Sales leaders grapple with identifying KPIs that are insightful, reliable, and appropriate for their sales motion. The wrong KPIs can lead to unpredictability and inconsistency in meeting revenue targets and the plethora of KPI flavors-of-the-week, make it difficult to discern which will be best at delivering prescriptive insights for growing organizations.
In this article, we explore three common headaches we see in measuring KPIs and a simplified best practice framework to help you determine useful sales metrics.

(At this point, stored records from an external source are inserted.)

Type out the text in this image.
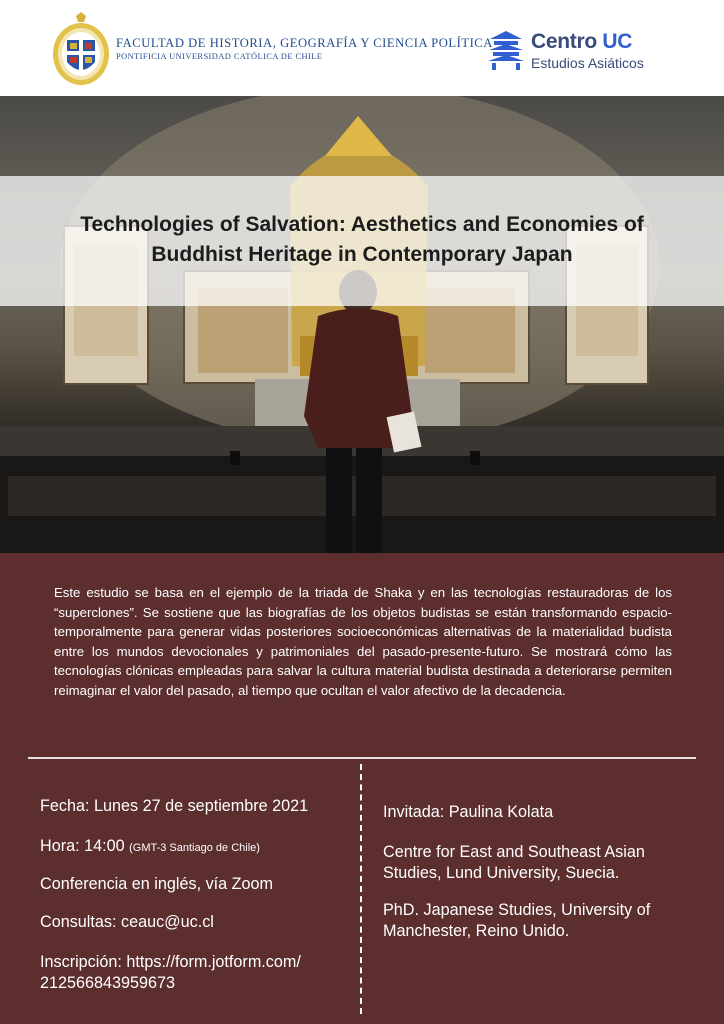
FACULTAD DE HISTORIA, GEOGRAFÍA Y CIENCIA POLÍTICA
PONTIFICIA UNIVERSIDAD CATÓLICA DE CHILE
Centro UC
Estudios Asiáticos
Technologies of Salvation: Aesthetics and Economies of
Buddhist Heritage in Contemporary Japan
Este estudio se basa en el ejemplo de la triada de Shaka y en las tecnologías restauradoras de los “superclones”. Se sostiene que las biografías de los objetos budistas se están transformando espacio-temporalmente para generar vidas posteriores socioeconómicas alternativas de la materialidad budista entre los mundos devocionales y patrimoniales del pasado-presente-futuro. Se mostrará cómo las tecnologías clónicas empleadas para salvar la cultura material budista destinada a deteriorarse permiten reimaginar el valor del pasado, al tiempo que ocultan el valor afectivo de la decadencia.
Fecha: Lunes 27 de septiembre 2021
Hora: 14:00 (GMT-3 Santiago de Chile)
Conferencia en inglés, vía Zoom
Consultas: ceauc@uc.cl
Inscripción: https://form.jotform.com/
212566843959673
Invitada: Paulina Kolata
Centre for East and Southeast Asian Studies, Lund University, Suecia.
PhD. Japanese Studies, University of Manchester, Reino Unido.
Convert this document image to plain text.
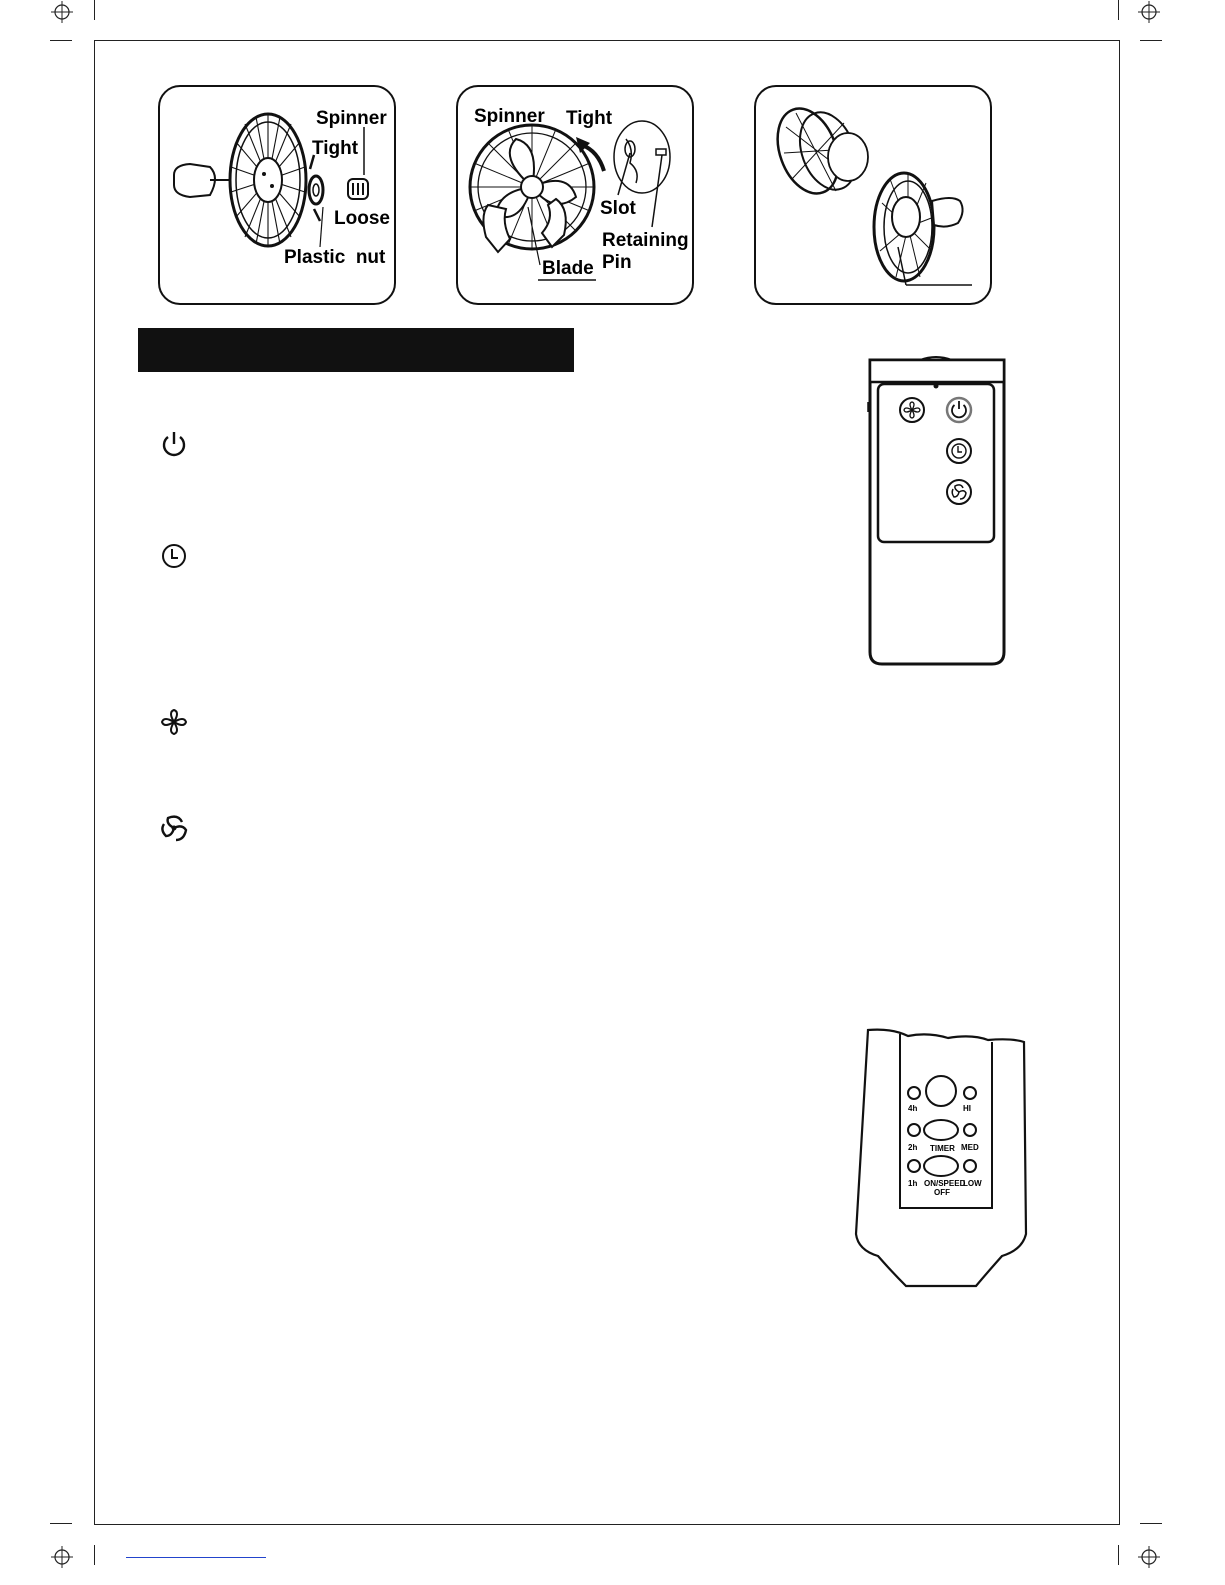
Spinner
Tight
Loose
Plastic  nut
Spinner Tight
Slot
Retaining
Pin
Blade
4h	HI
2h TIMER MED
1h ON/SPEED
OFF
LOW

Three Common KPI Headaches
#1: Only Focusing on Outcomes
Many sales organizations measure sellers on non-manageable, outcome-based metrics. However, according to a Harvard Business Review study, only 14% of sales metrics are manageable. Manageable metrics are the controllable tactical activities within a seller’s locus of control. Metrics like the number of calls, the number of emails, the number of qualified leads are manageable; metrics like the number of closed deals or ASP are outcomes metrics, and not manageable to the same degree.
While bottom-line metrics are paramount, manageable metrics are the inputs that generate desired outputs.

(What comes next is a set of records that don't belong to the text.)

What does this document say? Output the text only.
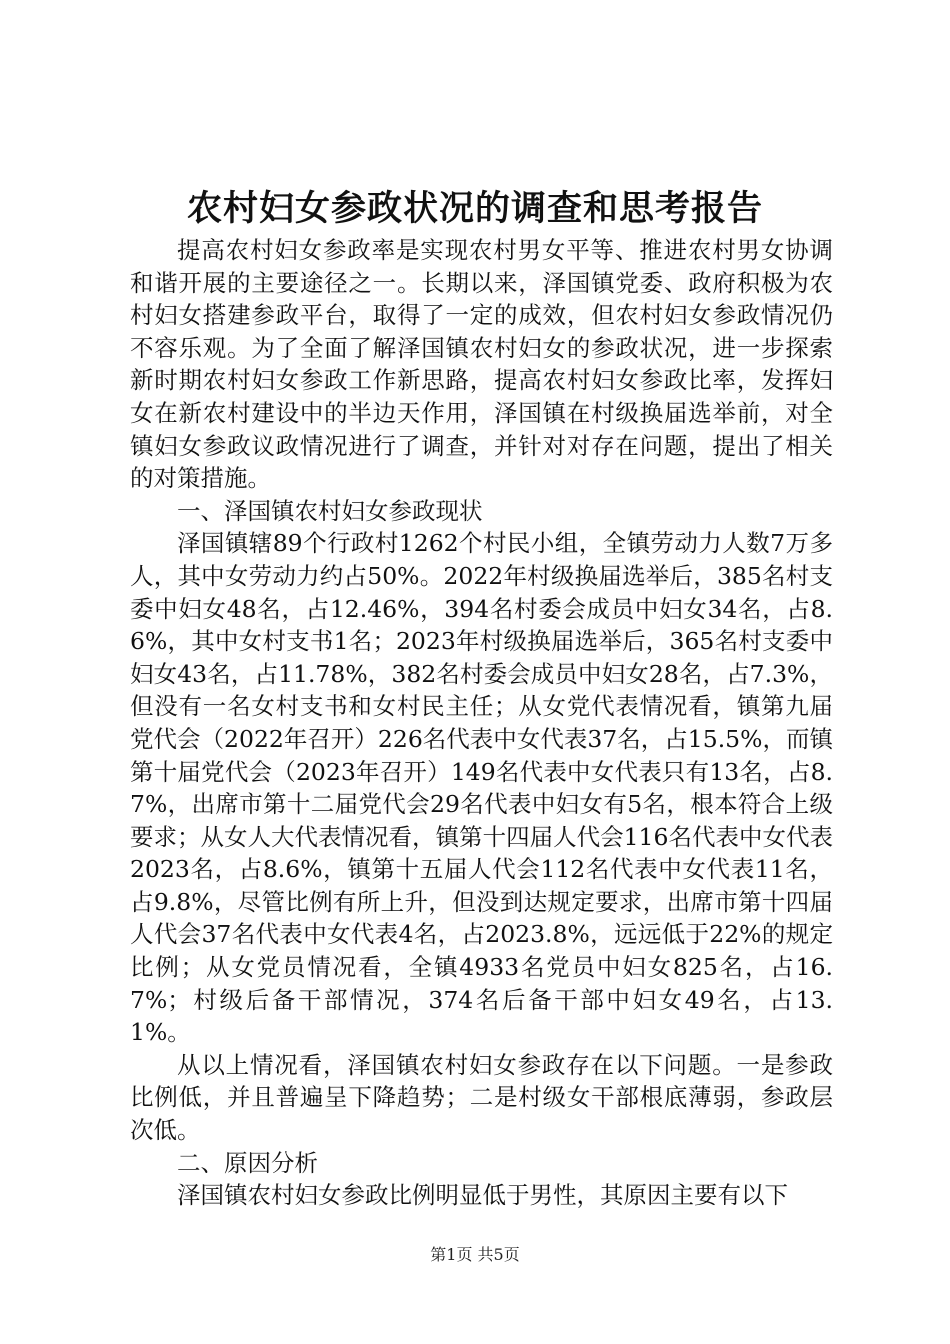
农村妇女参政状况的调查和思考报告

提高农村妇女参政率是实现农村男女平等、推进农村男女协调和谐开展的主要途径之一。长期以来，泽国镇党委、政府积极为农村妇女搭建参政平台，取得了一定的成效，但农村妇女参政情况仍不容乐观。为了全面了解泽国镇农村妇女的参政状况，进一步探索新时期农村妇女参政工作新思路，提高农村妇女参政比率，发挥妇女在新农村建设中的半边天作用，泽国镇在村级换届选举前，对全镇妇女参政议政情况进行了调查，并针对对存在问题，提出了相关的对策措施。

一、泽国镇农村妇女参政现状

泽国镇辖89个行政村1262个村民小组，全镇劳动力人数7万多人，其中女劳动力约占50%。2022年村级换届选举后，385名村支委中妇女48名，占12.46%，394名村委会成员中妇女34名，占8.6%，其中女村支书1名；2023年村级换届选举后，365名村支委中妇女43名，占11.78%，382名村委会成员中妇女28名，占7.3%，但没有一名女村支书和女村民主任；从女党代表情况看，镇第九届党代会（2022年召开）226名代表中女代表37名，占15.5%，而镇第十届党代会（2023年召开）149名代表中女代表只有13名，占8.7%，出席市第十二届党代会29名代表中妇女有5名，根本符合上级要求；从女人大代表情况看，镇第十四届人代会116名代表中女代表2023名，占8.6%，镇第十五届人代会112名代表中女代表11名，占9.8%，尽管比例有所上升，但没到达规定要求，出席市第十四届人代会37名代表中女代表4名，占2023.8%，远远低于22%的规定比例；从女党员情况看，全镇4933名党员中妇女825名，占16.7%；村级后备干部情况，374名后备干部中妇女49名，占13.1%。

从以上情况看，泽国镇农村妇女参政存在以下问题。一是参政比例低，并且普遍呈下降趋势；二是村级女干部根底薄弱，参政层次低。

二、原因分析

泽国镇农村妇女参政比例明显低于男性，其原因主要有以下

第1页 共5页
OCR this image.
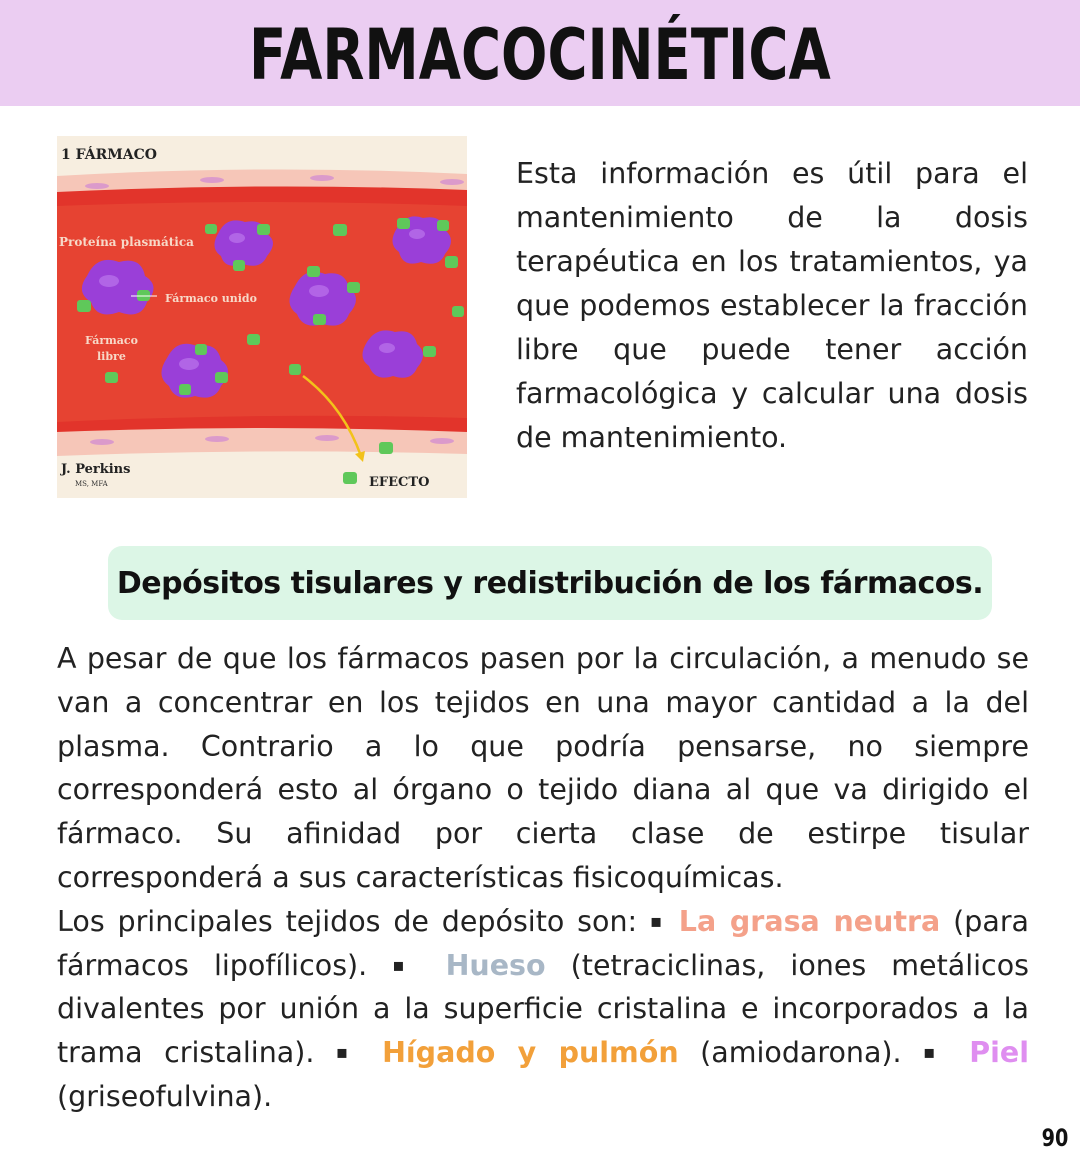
FARMACOCINÉTICA
1 FÁRMACO
Proteína plasmática
Fármaco unido
Fármaco
libre
J. Perkins
MS, MFA	EFECTO
Esta información es útil para el mantenimiento de la dosis terapéutica en los tratamientos, ya que podemos establecer la fracción libre que puede tener acción farmacológica y calcular una dosis de mantenimiento.
Depósitos tisulares y redistribución de los fármacos.

A pesar de que los fármacos pasen por la circulación, a menudo se van a concentrar en los tejidos en una mayor cantidad a la del plasma. Contrario a lo que podría pensarse, no siempre corresponderá esto al órgano o tejido diana al que va dirigido el fármaco. Su afinidad por cierta clase de estirpe tisular corresponderá a sus características fisicoquímicas.

Los principales tejidos de depósito son: ▪ La grasa neutra (para fármacos lipofílicos). ▪ Hueso (tetraciclinas, iones metálicos divalentes por unión a la superficie cristalina e incorporados a la trama cristalina). ▪ Hígado y pulmón (amiodarona). ▪ Piel (griseofulvina).

90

#2: Lack of Attention to Future Pipeline
Sales organizations are always focused on closing the current quarter, and metrics incentivize them to do so. They focus on the immediate short-term goal and put off thinking about out-quarter progress. However, a lack of attention to future quarter KPIs could mean inadequate pipeline coverage to meet targets in subsequent quarters.

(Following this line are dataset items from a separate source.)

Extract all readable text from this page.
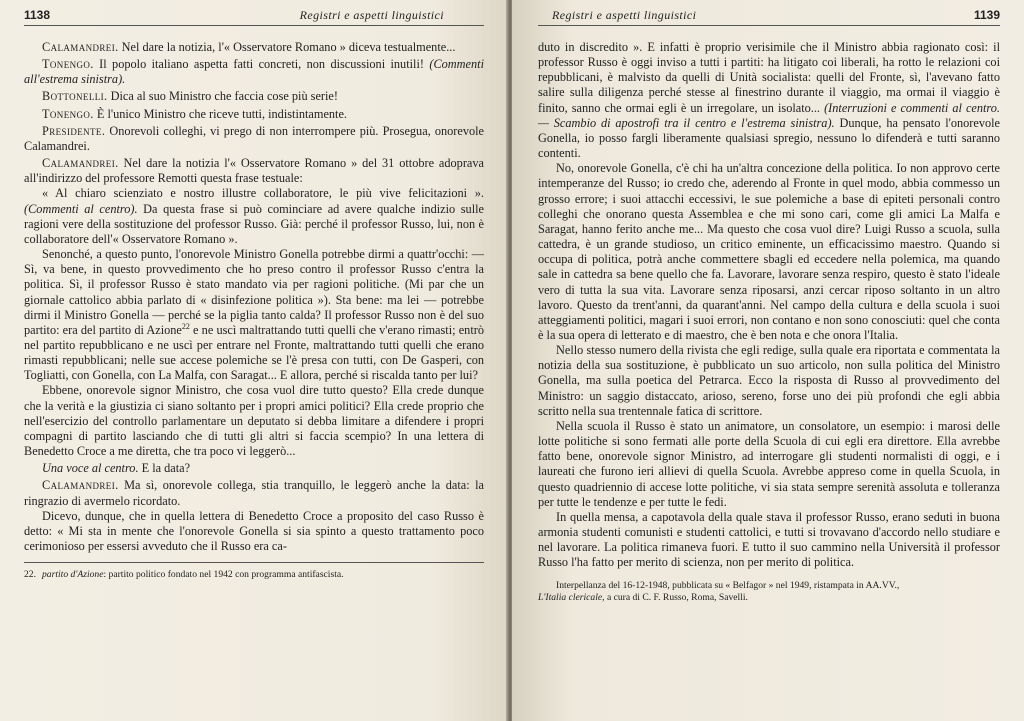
1138	Registri e aspetti linguistici

Calamandrei. Nel dare la notizia, l'« Osservatore Romano » diceva testualmente...

Tonengo. Il popolo italiano aspetta fatti concreti, non discussioni inutili! (Commenti all'estrema sinistra).

Bottonelli. Dica al suo Ministro che faccia cose più serie!

Tonengo. È l'unico Ministro che riceve tutti, indistintamente.

Presidente. Onorevoli colleghi, vi prego di non interrompere più. Prosegua, onorevole Calamandrei.

Calamandrei. Nel dare la notizia l'« Osservatore Romano » del 31 ottobre adoprava all'indirizzo del professore Remotti questa frase testuale:

« Al chiaro scienziato e nostro illustre collaboratore, le più vive felicitazioni ». (Commenti al centro). Da questa frase si può cominciare ad avere qualche indizio sulle ragioni vere della sostituzione del professor Russo. Già: perché il professor Russo, lui, non è collaboratore dell'« Osservatore Romano ».

Senonché, a questo punto, l'onorevole Ministro Gonella potrebbe dirmi a quattr'occhi: — Sì, va bene, in questo provvedimento che ho preso contro il professor Russo c'entra la politica. Sì, il professor Russo è stato mandato via per ragioni politiche. (Mi par che un giornale cattolico abbia parlato di « disinfezione politica »). Sta bene: ma lei — potrebbe dirmi il Ministro Gonella — perché se la piglia tanto calda? Il professor Russo non è del suo partito: era del partito di Azione$^{22}$ e ne uscì maltrattando tutti quelli che v'erano rimasti; entrò nel partito repubblicano e ne uscì per entrare nel Fronte, maltrattando tutti quelli che erano rimasti repubblicani; nelle sue accese polemiche se l'è presa con tutti, con De Gasperi, con Togliatti, con Gonella, con La Malfa, con Saragat... E allora, perché si riscalda tanto per lui?

Ebbene, onorevole signor Ministro, che cosa vuol dire tutto questo? Ella crede dunque che la verità e la giustizia ci siano soltanto per i propri amici politici? Ella crede proprio che nell'esercizio del controllo parlamentare un deputato si debba limitare a difendere i propri compagni di partito lasciando che di tutti gli altri si faccia scempio? In una lettera di Benedetto Croce a me diretta, che tra poco vi leggerò...

Una voce al centro. E la data?

Calamandrei. Ma sì, onorevole collega, stia tranquillo, le leggerò anche la data: la ringrazio di avermelo ricordato.

Dicevo, dunque, che in quella lettera di Benedetto Croce a proposito del caso Russo è detto: « Mi sta in mente che l'onorevole Gonella si sia spinto a questo trattamento poco cerimonioso per essersi avveduto che il Russo era ca-

22. partito d'Azione: partito politico fondato nel 1942 con programma antifascista.
Registri e aspetti linguistici	1139

duto in discredito ». E infatti è proprio verisimile che il Ministro abbia ragionato così: il professor Russo è oggi inviso a tutti i partiti: ha litigato coi liberali, ha rotto le relazioni coi repubblicani, è malvisto da quelli di Unità socialista: quelli del Fronte, sì, l'avevano fatto salire sulla diligenza perché stesse al finestrino durante il viaggio, ma ormai il viaggio è finito, sanno che ormai egli è un irregolare, un isolato... (Interruzioni e commenti al centro. — Scambio di apostrofi tra il centro e l'estrema sinistra). Dunque, ha pensato l'onorevole Gonella, io posso fargli liberamente qualsiasi spregio, nessuno lo difenderà e tutti saranno contenti.

No, onorevole Gonella, c'è chi ha un'altra concezione della politica. Io non approvo certe intemperanze del Russo; io credo che, aderendo al Fronte in quel modo, abbia commesso un grosso errore; i suoi attacchi eccessivi, le sue polemiche a base di epiteti personali contro colleghi che onorano questa Assemblea e che mi sono cari, come gli amici La Malfa e Saragat, hanno ferito anche me... Ma questo che cosa vuol dire? Luigi Russo a scuola, sulla cattedra, è un grande studioso, un critico eminente, un efficacissimo maestro. Quando si occupa di politica, potrà anche commettere sbagli ed eccedere nella polemica, ma quando sale in cattedra sa bene quello che fa. Lavorare, lavorare senza respiro, questo è stato l'ideale vero di tutta la sua vita. Lavorare senza riposarsi, anzi cercar riposo soltanto in un altro lavoro. Questo da trent'anni, da quarant'anni. Nel campo della cultura e della scuola i suoi atteggiamenti politici, magari i suoi errori, non contano e non sono conosciuti: quel che conta è la sua opera di letterato e di maestro, che è ben nota e che onora l'Italia.

Nello stesso numero della rivista che egli redige, sulla quale era riportata e commentata la notizia della sua sostituzione, è pubblicato un suo articolo, non sulla politica del Ministro Gonella, ma sulla poetica del Petrarca. Ecco la risposta di Russo al provvedimento del Ministro: un saggio distaccato, arioso, sereno, forse uno dei più profondi che egli abbia scritto nella sua trentennale fatica di scrittore.

Nella scuola il Russo è stato un animatore, un consolatore, un esempio: i marosi delle lotte politiche si sono fermati alle porte della Scuola di cui egli era direttore. Ella avrebbe fatto bene, onorevole signor Ministro, ad interrogare gli studenti normalisti di oggi, e i laureati che furono ieri allievi di quella Scuola. Avrebbe appreso come in quella Scuola, in questo quadriennio di accese lotte politiche, vi sia stata sempre serenità assoluta e tolleranza per tutte le tendenze e per tutte le fedi.

In quella mensa, a capotavola della quale stava il professor Russo, erano seduti in buona armonia studenti comunisti e studenti cattolici, e tutti si trovavano d'accordo nello studiare e nel lavorare. La politica rimaneva fuori. E tutto il suo cammino nella Università il professor Russo l'ha fatto per merito di scienza, non per merito di politica.

Interpellanza del 16-12-1948, pubblicata su « Belfagor » nel 1949, ristampata in AA.VV.,

L'Italia clericale, a cura di C. F. Russo, Roma, Savelli.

Keeping a close eye on out-quarter progress helps you stay ahead of potential pipeline coverage issues giving you enough time to implement corrective actions.
#3: Tracking a Disjointed Set of KPIs
Because there is no shortage of sales KPIs, often sales organizations become overwhelmed and implement metrics that are not mutually supportive and cohesive. While you can measure everything, it doesn’t mean that you should.
Rather than continually add the KPI de jour, we recommend thinking about how your metrics work together to tell a story about the state of your overall sales team’s performance, thereby deliveing relevant, useful insights.
Reconstructing Your KPI Framework
The sales leader’s challenge is to track metrics that sellers can manage, focusing on current performance while ensuring insight into future pipeline. Metrics need to tell a cohesive story about the team’s activities in pursuit of near-term and longer-term revenue goals.
Consider the following chart:
The top performing sales organizations in Insight’s portfolio have one thing in common—they drive sellers to focus on results, as well as to focus on leading indicators and activities.
To implement this type of KPI framework, we recommend creating both executive and seller-level dashboards.
Implementing a Revised KPI Framework
The objective of the executive-level dashboard is to enable a comprehensive inspection conversation between the executive and front-line manager by providing full visibility at the level of sellers and their activities.
In this example, the left side tracks results, the middle columns track leading indicators, with activities on the right. The purpose of the dashboard is to be both dynamic and prescriptive, making it simple to identify performance, and take corrective action where needed. This can be powered using tools like Excel or Tableau.
The seller-level dashboard provides a single source of truth to drive focused behavior. The dashboard provides front-line managers with the information they need to properly inspect seller activity and progress. It also focuses sellers since it enables them to know exactly where they stand versus their goals, across all relevant KPIs. Because this is rep focused, to be effective this dashboard must live in your CRM, where reps spend most of their time.
The seller-level dashboard is arranged left to right by results, leading indicators, and activities, respectively.
Best practices tip: We recommend making this dashboard dynamic so that sales leaders and frontline managers can quickly and easily toggle between reps or whole teams.
You may ask: which KPIs should I track?
We suggest that you categorize your current KPIs into this framework (current Q, next Q, and activities/ hygiene metrics) and determine which metrics fit this construct, and where you have redundancy.
You don’t need to track too many KPIs – you just need to track the right KPIs. By using the framework and dashboards described above, and through holding your sellers accountable to manageable, forward-focused metrics, you’ll be able to drive more predictable revenue, and consistent quota attainment.